La tournée Cold and Black and Infinite de cet automne traduit intelligemment cet intérêt à la fois pour l'histoire et pour l'innovation sur scène, comme en témoignent les spectacles de la semaine dernière à New York. La Chaîne Jésus et Marie est l'acte de soutien. Les vétérans industriels américains et les noise rockers écossais semblent former un couple inhabituel jusqu'à ce que vous réalisiez que Reznor et les frères Reid du JAMC tirent la force de leur musique de la corrosion et de la dégradation des beaux sons. JAMC donne un son dur à de jolies mélodies ; Les ongles rendent la dureté jolie. En concert, l'écart entre des chansons comme le énergique « I Hate Rock n Roll » de JAMC et le grossier « Closer » de NIN semble minime car les deux groupes traitent la scène comme une célébration rituelle du pouvoir des guitares électriques. En concert, Nine Inch Nails est vertigineux, piquant, sensuel. Le catalogue est dense et le groupe plonge loin. Une nuit, les fans ont eu droit à l'intégralité des années 1992CasséPE. Un autre était parsemé de coupures profondes provenant deLes fragiles. Cold and Black and Infinite met en évidence leAutoroute perdueLe joyau de la bande originale « The Perfect Drug », que Reznor a évité de jouer en live pendant 20 ans parce qu'il détestait ça. Les seules garanties de setlist sont le premier moment fort « Closer », la fin de la setlist « Head Like a Hole » et le rappel « Hurt ». Il est impossible de prédire ce qui se passera entre les deux. Vous pourriez avoir une panique de bruit électronique de cinq minutes, comme le groupe libère Atticus Ross à la fin deAnnée zéro« The Great Destroyer » de ou un solo endiablé du batteur Ilan Rubin. Les possibilités sont infinies.

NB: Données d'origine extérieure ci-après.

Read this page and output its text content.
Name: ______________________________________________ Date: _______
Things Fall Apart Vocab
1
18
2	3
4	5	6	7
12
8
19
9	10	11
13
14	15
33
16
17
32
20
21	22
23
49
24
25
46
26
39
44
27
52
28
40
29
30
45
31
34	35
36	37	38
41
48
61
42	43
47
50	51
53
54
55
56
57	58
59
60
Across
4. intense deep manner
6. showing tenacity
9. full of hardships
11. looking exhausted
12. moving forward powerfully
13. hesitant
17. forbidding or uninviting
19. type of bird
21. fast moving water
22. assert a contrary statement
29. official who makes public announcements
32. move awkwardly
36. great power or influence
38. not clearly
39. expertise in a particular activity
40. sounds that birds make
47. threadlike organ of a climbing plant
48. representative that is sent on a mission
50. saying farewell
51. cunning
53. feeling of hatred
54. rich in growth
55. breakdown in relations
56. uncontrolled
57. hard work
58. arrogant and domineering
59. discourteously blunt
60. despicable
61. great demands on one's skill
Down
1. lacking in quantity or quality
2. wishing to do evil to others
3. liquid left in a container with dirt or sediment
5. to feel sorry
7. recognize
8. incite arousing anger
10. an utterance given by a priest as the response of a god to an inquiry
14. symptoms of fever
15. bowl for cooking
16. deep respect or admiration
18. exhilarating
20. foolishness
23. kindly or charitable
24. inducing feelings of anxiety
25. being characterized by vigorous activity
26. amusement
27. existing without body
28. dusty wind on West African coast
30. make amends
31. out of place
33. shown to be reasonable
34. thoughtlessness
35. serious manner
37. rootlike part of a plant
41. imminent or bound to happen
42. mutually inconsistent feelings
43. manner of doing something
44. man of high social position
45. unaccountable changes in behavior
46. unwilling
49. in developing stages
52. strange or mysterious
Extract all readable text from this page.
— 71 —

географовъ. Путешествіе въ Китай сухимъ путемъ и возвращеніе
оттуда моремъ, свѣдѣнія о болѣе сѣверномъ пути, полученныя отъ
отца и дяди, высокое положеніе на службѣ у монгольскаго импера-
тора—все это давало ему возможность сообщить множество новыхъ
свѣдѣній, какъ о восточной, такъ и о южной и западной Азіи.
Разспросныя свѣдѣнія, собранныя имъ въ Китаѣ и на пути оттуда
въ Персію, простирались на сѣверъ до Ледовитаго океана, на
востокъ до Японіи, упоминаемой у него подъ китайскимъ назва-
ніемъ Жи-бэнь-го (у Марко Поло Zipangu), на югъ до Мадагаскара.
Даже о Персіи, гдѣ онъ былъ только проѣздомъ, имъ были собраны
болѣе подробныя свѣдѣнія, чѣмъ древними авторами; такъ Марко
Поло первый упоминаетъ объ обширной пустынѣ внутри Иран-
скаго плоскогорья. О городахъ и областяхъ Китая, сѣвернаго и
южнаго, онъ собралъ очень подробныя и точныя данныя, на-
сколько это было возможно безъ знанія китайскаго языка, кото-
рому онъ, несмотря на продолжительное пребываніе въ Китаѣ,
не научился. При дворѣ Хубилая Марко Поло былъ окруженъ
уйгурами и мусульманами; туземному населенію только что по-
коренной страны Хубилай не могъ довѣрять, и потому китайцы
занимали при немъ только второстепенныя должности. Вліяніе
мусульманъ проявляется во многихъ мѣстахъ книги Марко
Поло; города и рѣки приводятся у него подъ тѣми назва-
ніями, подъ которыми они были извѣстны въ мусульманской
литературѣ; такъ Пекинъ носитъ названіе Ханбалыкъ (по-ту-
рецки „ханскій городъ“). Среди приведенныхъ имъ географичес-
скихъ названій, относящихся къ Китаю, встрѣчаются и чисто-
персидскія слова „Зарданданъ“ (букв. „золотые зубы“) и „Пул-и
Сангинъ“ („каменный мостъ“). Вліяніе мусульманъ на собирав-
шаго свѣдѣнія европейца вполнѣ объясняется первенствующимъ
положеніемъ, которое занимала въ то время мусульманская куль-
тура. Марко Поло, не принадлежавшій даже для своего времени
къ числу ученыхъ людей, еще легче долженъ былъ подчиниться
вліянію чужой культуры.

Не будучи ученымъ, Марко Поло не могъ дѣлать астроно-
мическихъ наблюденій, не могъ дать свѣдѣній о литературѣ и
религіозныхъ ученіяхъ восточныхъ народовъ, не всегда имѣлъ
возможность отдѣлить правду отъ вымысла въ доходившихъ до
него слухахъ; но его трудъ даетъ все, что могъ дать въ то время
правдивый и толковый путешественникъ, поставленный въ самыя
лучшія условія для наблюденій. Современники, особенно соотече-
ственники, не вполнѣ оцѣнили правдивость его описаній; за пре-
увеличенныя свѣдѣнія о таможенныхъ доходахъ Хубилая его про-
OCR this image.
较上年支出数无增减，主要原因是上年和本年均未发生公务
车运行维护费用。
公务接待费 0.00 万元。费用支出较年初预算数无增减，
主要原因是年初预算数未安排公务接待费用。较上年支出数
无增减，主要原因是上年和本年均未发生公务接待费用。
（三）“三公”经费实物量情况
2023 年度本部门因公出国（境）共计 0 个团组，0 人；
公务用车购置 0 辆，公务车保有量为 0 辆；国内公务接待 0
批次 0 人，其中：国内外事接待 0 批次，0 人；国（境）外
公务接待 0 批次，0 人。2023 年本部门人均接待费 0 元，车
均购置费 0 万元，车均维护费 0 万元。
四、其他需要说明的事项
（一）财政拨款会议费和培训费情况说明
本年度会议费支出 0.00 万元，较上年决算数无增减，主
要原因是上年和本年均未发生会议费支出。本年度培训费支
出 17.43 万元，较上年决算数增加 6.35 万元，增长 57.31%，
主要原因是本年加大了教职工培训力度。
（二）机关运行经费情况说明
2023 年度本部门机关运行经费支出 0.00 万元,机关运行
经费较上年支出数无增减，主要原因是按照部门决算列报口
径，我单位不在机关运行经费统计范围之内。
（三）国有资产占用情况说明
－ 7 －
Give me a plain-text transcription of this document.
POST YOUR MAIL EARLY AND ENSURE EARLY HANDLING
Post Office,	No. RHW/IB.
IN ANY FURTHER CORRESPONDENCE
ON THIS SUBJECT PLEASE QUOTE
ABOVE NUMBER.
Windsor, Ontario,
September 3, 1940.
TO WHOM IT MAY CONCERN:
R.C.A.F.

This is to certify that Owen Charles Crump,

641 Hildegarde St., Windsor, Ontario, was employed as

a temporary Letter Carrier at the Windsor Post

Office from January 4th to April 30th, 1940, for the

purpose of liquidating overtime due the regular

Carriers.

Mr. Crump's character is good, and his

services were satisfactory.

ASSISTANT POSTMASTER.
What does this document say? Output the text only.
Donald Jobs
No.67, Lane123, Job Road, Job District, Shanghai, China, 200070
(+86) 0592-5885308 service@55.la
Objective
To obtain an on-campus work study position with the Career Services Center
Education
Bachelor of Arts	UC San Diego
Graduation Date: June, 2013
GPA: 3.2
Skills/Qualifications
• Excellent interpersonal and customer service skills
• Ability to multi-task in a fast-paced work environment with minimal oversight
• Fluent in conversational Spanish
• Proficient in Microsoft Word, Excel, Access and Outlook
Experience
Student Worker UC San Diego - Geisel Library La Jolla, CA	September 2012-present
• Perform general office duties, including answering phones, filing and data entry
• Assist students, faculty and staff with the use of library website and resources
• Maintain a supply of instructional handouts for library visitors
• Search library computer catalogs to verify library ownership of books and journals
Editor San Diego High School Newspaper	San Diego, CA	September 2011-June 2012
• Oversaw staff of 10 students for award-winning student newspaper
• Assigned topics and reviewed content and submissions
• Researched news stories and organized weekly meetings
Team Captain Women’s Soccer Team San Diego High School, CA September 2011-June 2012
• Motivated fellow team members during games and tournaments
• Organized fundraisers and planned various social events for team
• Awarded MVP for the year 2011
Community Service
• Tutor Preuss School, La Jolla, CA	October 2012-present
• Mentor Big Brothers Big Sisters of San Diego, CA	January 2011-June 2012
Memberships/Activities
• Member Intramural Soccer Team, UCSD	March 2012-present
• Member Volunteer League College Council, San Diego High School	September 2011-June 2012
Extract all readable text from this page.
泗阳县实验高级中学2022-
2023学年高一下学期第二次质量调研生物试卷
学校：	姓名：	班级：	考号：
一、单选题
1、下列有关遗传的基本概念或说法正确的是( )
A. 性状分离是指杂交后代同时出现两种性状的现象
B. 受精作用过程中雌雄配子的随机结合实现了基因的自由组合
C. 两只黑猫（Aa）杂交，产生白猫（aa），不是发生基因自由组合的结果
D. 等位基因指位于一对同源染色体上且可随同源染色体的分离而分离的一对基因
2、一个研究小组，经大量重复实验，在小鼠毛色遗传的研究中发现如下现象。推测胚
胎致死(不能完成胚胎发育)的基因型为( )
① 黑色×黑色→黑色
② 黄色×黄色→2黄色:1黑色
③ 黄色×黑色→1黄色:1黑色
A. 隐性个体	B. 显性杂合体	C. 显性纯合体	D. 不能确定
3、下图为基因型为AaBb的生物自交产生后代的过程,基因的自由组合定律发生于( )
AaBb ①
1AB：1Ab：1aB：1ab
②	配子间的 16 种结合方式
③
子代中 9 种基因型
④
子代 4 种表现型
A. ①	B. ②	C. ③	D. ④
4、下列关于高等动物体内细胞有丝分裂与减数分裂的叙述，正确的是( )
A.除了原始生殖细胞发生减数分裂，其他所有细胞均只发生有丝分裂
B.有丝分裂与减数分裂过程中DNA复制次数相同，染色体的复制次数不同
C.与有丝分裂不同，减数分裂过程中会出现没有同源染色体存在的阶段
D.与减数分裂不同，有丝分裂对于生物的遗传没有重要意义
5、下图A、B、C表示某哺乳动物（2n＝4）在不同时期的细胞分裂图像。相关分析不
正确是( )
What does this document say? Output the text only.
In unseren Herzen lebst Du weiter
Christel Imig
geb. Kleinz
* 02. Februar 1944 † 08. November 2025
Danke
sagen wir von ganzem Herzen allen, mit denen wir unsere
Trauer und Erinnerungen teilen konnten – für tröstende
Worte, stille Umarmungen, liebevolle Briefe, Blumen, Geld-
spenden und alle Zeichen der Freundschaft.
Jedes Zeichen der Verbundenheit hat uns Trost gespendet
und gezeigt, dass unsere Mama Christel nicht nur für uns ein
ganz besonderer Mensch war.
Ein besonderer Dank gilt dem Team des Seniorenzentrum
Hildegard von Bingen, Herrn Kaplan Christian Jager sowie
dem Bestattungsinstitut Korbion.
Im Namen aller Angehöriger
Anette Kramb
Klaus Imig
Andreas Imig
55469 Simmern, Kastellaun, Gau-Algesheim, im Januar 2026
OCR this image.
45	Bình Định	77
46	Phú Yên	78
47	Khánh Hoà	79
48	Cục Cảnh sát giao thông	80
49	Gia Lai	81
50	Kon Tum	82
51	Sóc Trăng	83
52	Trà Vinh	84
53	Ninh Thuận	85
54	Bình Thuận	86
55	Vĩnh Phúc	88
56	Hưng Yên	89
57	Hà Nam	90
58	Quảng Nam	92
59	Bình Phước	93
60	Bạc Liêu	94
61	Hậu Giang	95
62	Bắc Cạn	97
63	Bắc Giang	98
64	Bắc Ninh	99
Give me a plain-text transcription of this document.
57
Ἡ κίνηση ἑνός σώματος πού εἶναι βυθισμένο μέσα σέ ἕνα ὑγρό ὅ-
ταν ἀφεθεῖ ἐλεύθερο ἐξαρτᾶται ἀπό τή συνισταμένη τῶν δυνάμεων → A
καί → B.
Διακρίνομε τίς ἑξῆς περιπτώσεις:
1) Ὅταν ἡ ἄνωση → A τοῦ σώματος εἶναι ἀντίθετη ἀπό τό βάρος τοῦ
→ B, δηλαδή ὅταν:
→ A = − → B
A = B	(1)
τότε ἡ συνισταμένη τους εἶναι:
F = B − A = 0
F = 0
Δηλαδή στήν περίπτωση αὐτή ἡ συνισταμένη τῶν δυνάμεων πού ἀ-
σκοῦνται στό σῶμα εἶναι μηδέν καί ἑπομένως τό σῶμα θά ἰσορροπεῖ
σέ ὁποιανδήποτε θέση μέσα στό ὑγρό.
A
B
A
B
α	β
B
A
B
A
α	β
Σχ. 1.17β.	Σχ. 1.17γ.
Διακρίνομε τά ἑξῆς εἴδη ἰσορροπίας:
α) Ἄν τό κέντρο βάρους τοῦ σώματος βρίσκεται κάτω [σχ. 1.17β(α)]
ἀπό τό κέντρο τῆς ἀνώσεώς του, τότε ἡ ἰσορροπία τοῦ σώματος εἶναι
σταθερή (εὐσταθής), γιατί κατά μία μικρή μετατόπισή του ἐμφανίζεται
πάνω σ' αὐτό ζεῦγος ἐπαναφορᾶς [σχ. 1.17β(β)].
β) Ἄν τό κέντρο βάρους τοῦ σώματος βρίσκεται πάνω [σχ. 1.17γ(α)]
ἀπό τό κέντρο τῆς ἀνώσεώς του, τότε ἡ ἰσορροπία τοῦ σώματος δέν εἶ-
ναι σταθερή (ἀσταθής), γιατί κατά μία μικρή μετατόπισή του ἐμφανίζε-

Comme l'utilise Trent ReznorMauvaise sorcièreet Cold and Black and Infinite pour étudier le passé, le présent et l'avenir de son propre groupe, il examine également le passé, le présent et l'avenir de la musique électronique. Les ouvreurs de la tournée sont sélectionnés dans différents coins de l’histoire de la musique dance. Certains soirs, la musique house et ambiante chatoyante est assurée par le producteur britannique Daniel Avery, qui a travaillé l'année dernière avec le multi-instrumentiste de Nails Alessandro Cortini en tant que DA-AC sur le merveilleux single collaboratif de sept pouces "Sun Draw Water". D’autres écoutent la dance pop funky de Gabe Gurnsey du duo DFA Records Factory Floor. Les punkers de danse nerveux HMLTD jouent quelques soirs, tout comme le groupe darkwave d'Oakland The Soft Moon et le groupe psyché et trip-hop multi-genres Death in Vegas. Cold and Black and Infinite est un exercice de bon goût. C'est aussi la preuve qu'on peut réaliser des disques dynamiques et avant-gardistes sans répondre à un label ni se plier aux tendances, qu'on peut vendre des salles assez importantes 30 ans après le début de sa carrière. Certains groupes survivent en ressassant les tubes. D'autres restent à côté de tout ce qui est nouveau et éclatant. Nine Inch Nails est trop cool pour jouer à ce jeu, trop intelligent pour s'effondrer dans l'auto-parodie et trop résilient pour être jamais compté.